MessageToEagle.com – These mysterious, electric glowing clouds are beautiful to watch, but scientists believe they could be dangerous to our planet.
They were previously only seen over almost exclusively in Earth’s polar regions, but they are now also visible in the skies over the United States and Europe and else where. There is no doubt any more.
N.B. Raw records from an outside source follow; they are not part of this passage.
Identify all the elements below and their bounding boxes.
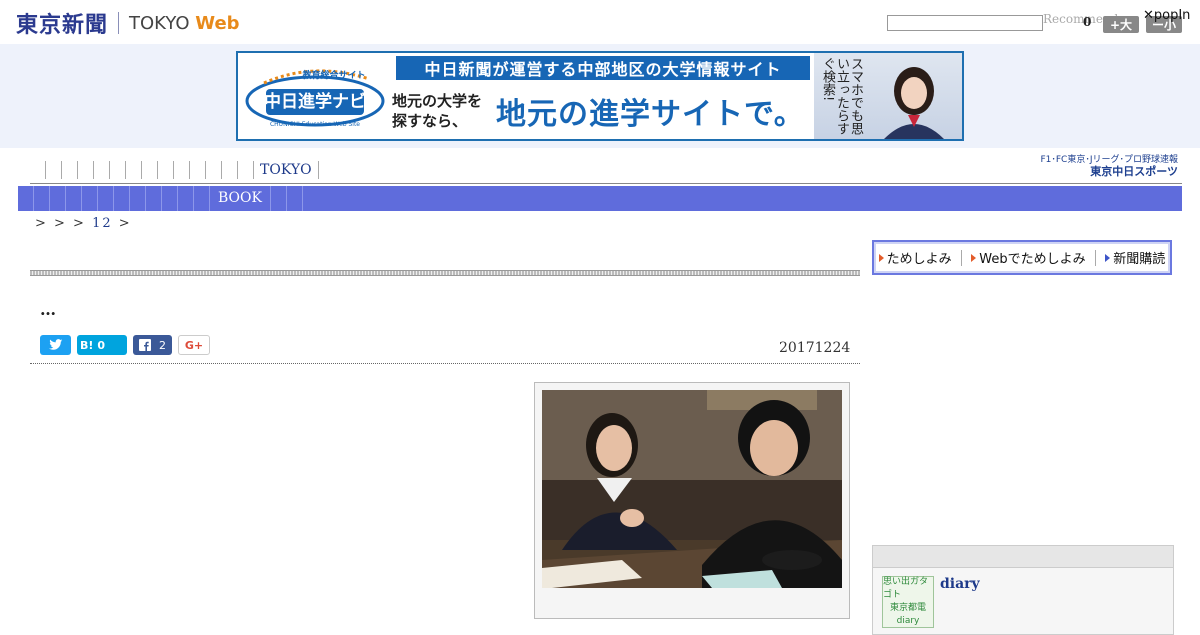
banner-headline: 中日新聞が運営する中部地区の大学情報サイト	[396, 56, 810, 80]
sub-nav-item[interactable]	[287, 186, 303, 211]
banner-main-copy: 地元の進学サイトで。	[496, 97, 805, 132]
nav-item[interactable]	[94, 161, 110, 179]
top-bar: 東京新聞 TOKYO Web Recommend 0 +大 ー小 ✕popIn	[0, 0, 1200, 44]
logo-english: TOKYO Web	[129, 12, 240, 34]
hatena-count: 0	[97, 338, 106, 352]
popin-close-button[interactable]: ✕popIn	[1143, 8, 1190, 23]
diary-title-link[interactable]: diary	[940, 576, 980, 592]
logo-top-text: 教育総合サイト	[301, 69, 365, 81]
main-nav: TOKYO	[30, 158, 319, 182]
nav-item[interactable]	[46, 161, 62, 179]
promo-web-tameshiyomi-link[interactable]: Webでためしよみ	[971, 248, 1086, 267]
sidebar-box-header	[873, 546, 1173, 568]
sub-nav-item-book[interactable]: BOOK	[210, 186, 271, 211]
article-photo	[542, 390, 842, 588]
recommend-count: 0	[1083, 15, 1092, 29]
sub-nav-item[interactable]	[178, 186, 194, 211]
sub-nav-item[interactable]	[271, 186, 287, 211]
article-photo-frame	[534, 382, 850, 619]
sub-nav-item[interactable]	[162, 186, 178, 211]
promo-tameshiyomi-link[interactable]: ためしよみ	[878, 248, 952, 267]
nav-item[interactable]	[158, 161, 174, 179]
site-logo[interactable]: 東京新聞 TOKYO Web	[16, 10, 240, 38]
subscription-promo: ためしよみ Webでためしよみ 新聞購読	[872, 240, 1172, 275]
sub-nav-item[interactable]	[50, 186, 66, 211]
facebook-icon	[139, 339, 151, 351]
banner-subtext: 地元の大学を 探すなら、	[392, 92, 483, 130]
twitter-share-button[interactable]	[40, 335, 71, 355]
nav-item-tokyo[interactable]: TOKYO	[254, 161, 319, 179]
sub-nav-item[interactable]	[98, 186, 114, 211]
sub-nav: BOOK	[18, 186, 1182, 211]
promo-divider	[1094, 249, 1096, 266]
nav-item[interactable]	[238, 161, 254, 179]
breadcrumb-link[interactable]: 12	[92, 216, 113, 231]
nav-item[interactable]	[142, 161, 158, 179]
nav-item[interactable]	[62, 161, 78, 179]
triangle-icon	[1105, 253, 1111, 262]
sub-nav-item[interactable]	[146, 186, 162, 211]
nav-item[interactable]	[222, 161, 238, 179]
nav-item[interactable]	[174, 161, 190, 179]
nav-item[interactable]	[126, 161, 142, 179]
section-divider	[30, 270, 860, 276]
logo-sub-text: CHUNICHI Education Web Site	[270, 121, 360, 128]
sub-nav-item[interactable]	[66, 186, 82, 211]
breadcrumb: > > > 12 >	[35, 216, 132, 231]
article-divider	[30, 363, 860, 364]
twitter-icon	[48, 339, 62, 350]
logo-divider	[118, 12, 120, 34]
chunichi-navi-logo: 中日進学ナビ 教育総合サイト CHUNICHI Education Web Si…	[245, 69, 385, 128]
nav-item[interactable]	[190, 161, 206, 179]
nav-item[interactable]	[30, 161, 46, 179]
sidebar-box: 思い出ガタゴト 東京都電 diary diary	[872, 545, 1174, 635]
hatena-bookmark-button[interactable]: B! 0	[77, 335, 127, 355]
search-input[interactable]	[887, 15, 1043, 31]
sub-nav-item[interactable]	[34, 186, 50, 211]
nav-item[interactable]	[110, 161, 126, 179]
promo-divider	[960, 249, 962, 266]
sub-nav-item[interactable]	[130, 186, 146, 211]
font-larger-button[interactable]: +大	[1103, 16, 1139, 33]
triangle-icon	[878, 253, 884, 262]
banner-vertical-text: スマホでも思い立ったらすぐ検索!	[820, 57, 863, 135]
promo-subscribe-link[interactable]: 新聞購読	[1105, 248, 1165, 267]
logo-japanese: 東京新聞	[16, 13, 109, 38]
facebook-share-button[interactable]: 2	[133, 335, 172, 355]
facebook-count: 2	[159, 338, 166, 352]
nav-item[interactable]	[78, 161, 94, 179]
diary-thumbnail[interactable]: 思い出ガタゴト 東京都電 diary	[882, 576, 934, 628]
logo-text: 中日進学ナビ	[264, 91, 366, 112]
nav-item[interactable]	[206, 161, 222, 179]
hatena-icon: B!	[80, 338, 94, 352]
nav-divider	[30, 183, 1182, 184]
sub-nav-item[interactable]	[194, 186, 210, 211]
tokyo-chunichi-sports-link[interactable]: F1･FC東京･Jリーグ･プロ野球速報 東京中日スポーツ	[1026, 154, 1178, 179]
sub-nav-item[interactable]	[18, 186, 34, 211]
ad-banner[interactable]: 中日進学ナビ 教育総合サイト CHUNICHI Education Web Si…	[236, 51, 964, 141]
sub-nav-item[interactable]	[82, 186, 98, 211]
google-plus-share-button[interactable]: G+	[178, 335, 210, 355]
triangle-icon	[971, 253, 977, 262]
article-date: 20171224	[779, 340, 851, 356]
article-headline: …	[40, 300, 57, 319]
sub-nav-item[interactable]	[114, 186, 130, 211]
The clouds at the edge of space are spreading.
The clouds are called noctilucent or “night-shining” clouds (NLCs) and they are a relatively new phenomenon.
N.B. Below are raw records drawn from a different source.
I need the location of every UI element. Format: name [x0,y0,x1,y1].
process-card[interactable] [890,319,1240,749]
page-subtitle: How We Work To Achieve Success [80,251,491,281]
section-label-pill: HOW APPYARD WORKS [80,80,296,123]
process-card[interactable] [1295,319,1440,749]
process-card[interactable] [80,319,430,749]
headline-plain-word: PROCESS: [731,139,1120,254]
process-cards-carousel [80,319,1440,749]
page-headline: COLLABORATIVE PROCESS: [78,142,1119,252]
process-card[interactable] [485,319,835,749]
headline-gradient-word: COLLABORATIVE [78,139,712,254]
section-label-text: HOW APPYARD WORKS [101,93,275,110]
“They were first seen in 1885″ about two years after the powerful eruption of Krakatoa hurled plumes of volcanic ash as much as 80 km high in Earth’s atmosphere,” says Gary Thomas, a professor at the University of Colorado who studies NLCs.
When the ash from the volcano settled and the vivid sunsets of Krakatoa faded, the noctilucent clouds were still there.
“It’s puzzling,” says Thomas. “Noctilucent clouds have not only persisted, but also spread.” A century ago the clouds were confined to latitudes above 50o; you had to go to places like Scandinavia, Russia and Britain to see them. In recent years they have been sighted as far south as Utah and Colorado.
“Although NLCs look like they’re in space,” continues Thomas, “they’re really inside Earth’s atmosphere, in a layer called the mesosphere ranging from 50 to 85 km high.”
The mesosphere is not only very cold (-125 C), but also very dry–“one hundred million times dryer than air from the Sahara desert.”
Nevertheless, NLCs are made of water. The clouds consist of tiny ice crystals about the size of particles in cigarette smoke.
How ice crystals form in the arid mesosphere is the essential mystery of noctilucent clouds.
No observations of anything resembling noctilucent clouds before 1885 has ever been found.
Why are they getting more numerous? Why are these clouds getting brighter and why are they appearing at lower latitudes?
Are the clouds a result of global warming? Could we human be responsible for their sudden appearance?
“That’s a real concern and question,” said James Russell, an atmospheric scientist at Hampton University and the principal investigator of an ongoing NASA satellite mission to study the clouds.
“The prevailing theory and most plausible explanation is that CO2 buildup, at 50 miles above the surface, would cause the temperature decrease,” Russell said. He cautioned, however, that temperature observations remain inconclusive.
The global changes that appear to be reshaping noctilucent cloud distribution could be much more complex, said Vincent Wickwar, an atmospheric scientist at Utah State University whose team was first to report a mid-latitude noctilucent cloud in 2002. Temperature does not explain their observations from around 42 degrees latitude.
“To get the noctilucent clouds you need temperatures that are about 20 degrees Kelvin colder than what we see on average up there,” Wickwar said. “We may have effects from CO2 or methane but it would only be a degree or a fraction of a degree.”
“I suspect, as many of us feel, that it is global change, but I fear we don’t understand it,” Wickwar said. “It’s not as simple as a temperature change.” For now scientists are left with more questions exist than firm answers.